3 comments

[ 0.23 ms ] story [ 14.7 ms ] thread
Very impressive stuff. We should see more and more of this sort of assistive technology, to alleviate and improve on the manual labour of programming. This isn't a language issue, although perhaps this sort of branch annotation in production systems is the sort of thing a futuristic language runtime might offer.
From an operations standpoint while I'd certainly like to see more logging in code branches that aren't seen often or expected by the developers (I am all too familiar with patching code that a developer wrote without knowing how many ways a function can fail outside the confines of their test environment) many of the logging statements I'd like to see are pretty routine and let me know that something is actually running as expected. This methodology errs on the side of removing statements I'd want. In the absence of instrumentation and infrastructure that can definitively tell me that a program has not deadlocked, I'd far rather have a crying baby than a silent baby.
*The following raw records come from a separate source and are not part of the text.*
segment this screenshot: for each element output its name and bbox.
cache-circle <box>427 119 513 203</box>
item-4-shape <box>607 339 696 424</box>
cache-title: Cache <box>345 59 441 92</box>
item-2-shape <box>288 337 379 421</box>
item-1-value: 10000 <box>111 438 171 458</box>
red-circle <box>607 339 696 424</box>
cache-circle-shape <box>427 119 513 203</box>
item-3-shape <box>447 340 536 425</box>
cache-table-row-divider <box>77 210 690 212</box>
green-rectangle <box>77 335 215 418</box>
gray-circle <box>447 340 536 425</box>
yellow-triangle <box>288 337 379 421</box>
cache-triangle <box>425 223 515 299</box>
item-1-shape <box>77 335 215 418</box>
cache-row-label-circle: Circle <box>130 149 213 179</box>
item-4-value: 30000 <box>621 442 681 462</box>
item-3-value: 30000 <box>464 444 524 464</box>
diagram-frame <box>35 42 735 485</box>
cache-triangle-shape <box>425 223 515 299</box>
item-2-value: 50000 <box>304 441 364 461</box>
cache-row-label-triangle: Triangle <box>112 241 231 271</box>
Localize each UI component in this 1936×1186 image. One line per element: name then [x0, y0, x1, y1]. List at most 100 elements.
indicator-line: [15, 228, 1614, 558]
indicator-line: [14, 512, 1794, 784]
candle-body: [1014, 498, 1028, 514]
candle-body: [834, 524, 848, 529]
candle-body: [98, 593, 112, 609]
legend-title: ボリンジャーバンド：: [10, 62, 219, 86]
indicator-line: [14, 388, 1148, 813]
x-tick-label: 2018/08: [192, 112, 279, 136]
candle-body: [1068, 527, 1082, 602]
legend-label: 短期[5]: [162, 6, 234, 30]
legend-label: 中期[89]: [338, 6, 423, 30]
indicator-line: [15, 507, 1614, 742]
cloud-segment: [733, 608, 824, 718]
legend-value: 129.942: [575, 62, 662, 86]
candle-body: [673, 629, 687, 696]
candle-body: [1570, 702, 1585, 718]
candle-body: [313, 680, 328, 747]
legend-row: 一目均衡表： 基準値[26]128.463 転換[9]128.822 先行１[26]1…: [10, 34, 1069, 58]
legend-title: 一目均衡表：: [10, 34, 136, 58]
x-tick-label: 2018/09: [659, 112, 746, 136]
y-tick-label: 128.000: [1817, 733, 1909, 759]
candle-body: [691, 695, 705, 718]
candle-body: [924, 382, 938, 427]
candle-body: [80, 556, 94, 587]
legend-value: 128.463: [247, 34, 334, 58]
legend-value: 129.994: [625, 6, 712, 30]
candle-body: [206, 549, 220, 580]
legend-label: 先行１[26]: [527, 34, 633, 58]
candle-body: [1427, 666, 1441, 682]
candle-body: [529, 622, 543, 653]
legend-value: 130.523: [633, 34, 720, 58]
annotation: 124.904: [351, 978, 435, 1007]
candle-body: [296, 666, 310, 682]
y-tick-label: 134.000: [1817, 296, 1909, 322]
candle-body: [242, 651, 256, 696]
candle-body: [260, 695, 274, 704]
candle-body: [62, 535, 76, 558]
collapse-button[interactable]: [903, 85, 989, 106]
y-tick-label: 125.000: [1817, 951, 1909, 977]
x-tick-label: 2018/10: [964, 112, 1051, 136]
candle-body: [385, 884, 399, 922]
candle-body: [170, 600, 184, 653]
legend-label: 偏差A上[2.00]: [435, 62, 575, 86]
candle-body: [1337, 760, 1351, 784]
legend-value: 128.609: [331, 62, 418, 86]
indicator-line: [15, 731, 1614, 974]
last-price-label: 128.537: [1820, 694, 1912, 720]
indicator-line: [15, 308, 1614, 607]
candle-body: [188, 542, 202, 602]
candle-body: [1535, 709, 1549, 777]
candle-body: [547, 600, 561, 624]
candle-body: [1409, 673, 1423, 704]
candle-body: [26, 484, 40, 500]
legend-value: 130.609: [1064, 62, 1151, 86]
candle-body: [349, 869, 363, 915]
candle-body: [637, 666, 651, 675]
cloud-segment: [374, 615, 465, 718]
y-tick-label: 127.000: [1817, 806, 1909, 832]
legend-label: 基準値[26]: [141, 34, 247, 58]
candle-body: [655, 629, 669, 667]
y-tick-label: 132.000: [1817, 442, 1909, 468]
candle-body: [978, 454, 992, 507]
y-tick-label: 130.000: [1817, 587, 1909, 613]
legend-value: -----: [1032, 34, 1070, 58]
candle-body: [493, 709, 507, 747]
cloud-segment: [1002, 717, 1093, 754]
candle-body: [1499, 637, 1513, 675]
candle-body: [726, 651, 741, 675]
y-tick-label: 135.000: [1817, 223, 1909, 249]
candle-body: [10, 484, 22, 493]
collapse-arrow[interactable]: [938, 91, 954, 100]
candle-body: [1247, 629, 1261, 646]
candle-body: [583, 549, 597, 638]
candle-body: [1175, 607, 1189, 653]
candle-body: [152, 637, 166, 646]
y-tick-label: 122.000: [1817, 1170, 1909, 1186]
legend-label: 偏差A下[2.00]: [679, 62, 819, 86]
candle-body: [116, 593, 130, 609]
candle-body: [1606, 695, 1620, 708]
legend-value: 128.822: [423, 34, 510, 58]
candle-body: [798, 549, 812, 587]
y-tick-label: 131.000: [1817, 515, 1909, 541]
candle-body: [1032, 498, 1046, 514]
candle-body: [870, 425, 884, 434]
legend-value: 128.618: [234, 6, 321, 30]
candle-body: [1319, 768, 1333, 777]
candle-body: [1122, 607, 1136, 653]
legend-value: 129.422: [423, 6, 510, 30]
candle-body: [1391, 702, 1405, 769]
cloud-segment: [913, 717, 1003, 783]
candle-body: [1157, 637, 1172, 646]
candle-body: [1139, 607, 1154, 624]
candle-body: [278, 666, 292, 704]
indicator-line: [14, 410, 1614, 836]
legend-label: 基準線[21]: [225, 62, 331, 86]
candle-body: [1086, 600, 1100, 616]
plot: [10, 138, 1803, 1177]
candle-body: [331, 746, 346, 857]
With that said, I've seen developers write some woefully negligent logging statements that cost millions of dollars in production monthly due to the sheer amount of output that's generated and the extra management and storage costs necessary. When your write amplification from a 1 KB input blows up into 100MB minimum and 50% of that is whitespace or semantically useless statements like "ok" you have to start questioning the value of a log statement in that environment at all.

This is a topic that doesn't get much discussion so I'm glad to see people actually studying it.

> From an operations standpoint [...] many of the logging statements I'd like to see are pretty routine and let me know that something is actually running as expected.

Not to mention that these "everything OK" logs allow to track where exactly some data landed or where to look for more context. Logs are not just for reporting errors.